Abstract
Internet auctions for consumers' goods are an increasingly
popular selling venue. The Internet's computational ability makes possible the
sale of multiple units of the same good in a single auction. Many sellers,
instead of offering the entire inventory at a single auction, split it into
sequential auctions of smaller lots, to reduce the negative market impact of
large lots. Information technology also makes it possible to easily collect and
analyze bid data from online auctions. In this seminar we develop and analyze a
new model of sequential online auctions to explore the potential benefits of
using bid data from earlier auctions to improve the design of future auctions.
Assuming a truth-revealing ascending auction model, we quantify the effect of
auction lot size on the closing price. We then develop a model for allocating
inventory across multiple auctions and investigate how the available inventory
should be split into multiple lots and how many sequential auctions should be
run. Solving the dynamic programming formulation, we prove that the lot size is
monotonically non increasing. The intensity of the decline intensifies in the
holding costs and the website's traffic intensity, while decreasing in the
dispersion of consumers' valuations of the good.
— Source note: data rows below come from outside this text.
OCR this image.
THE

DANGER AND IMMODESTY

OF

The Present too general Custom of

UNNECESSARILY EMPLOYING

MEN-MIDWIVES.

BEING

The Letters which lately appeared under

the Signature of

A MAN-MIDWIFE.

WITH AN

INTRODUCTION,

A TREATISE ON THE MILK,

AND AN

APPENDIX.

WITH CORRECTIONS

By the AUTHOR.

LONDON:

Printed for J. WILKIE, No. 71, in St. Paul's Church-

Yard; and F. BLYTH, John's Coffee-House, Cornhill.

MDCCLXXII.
We extend this model to dynamically incorporate the results of previous auctions as feedback into the design of consecutive auctions, updating the lot size and number of auctions. We demonstrate that information signals from previous auctions can be used to update the auctioneer's beliefs about the customers' valuation distribution, and then to significantly increase the sellers' profit potential. We use several examples to show how the benefits of using detailed transaction data for the design of sequential, multi-unit, online auctions is influenced by the inventory holding costs, the bid traffic, and the dispersion of consumers' valuations. Time permitting, we plan on discussing how sellers can increase their revenues by offering auctions and a fixed price concurrently, and identify when either a posted price only or a dual channel strategy is optimal for the seller. Our results explain how optimizing the design parameters enable the seller to effectively segment the market so that the two channels reinforce each other and cannibalization is mitigated. We conclude the seminar with some ongoing practical business applications of our theoretical work.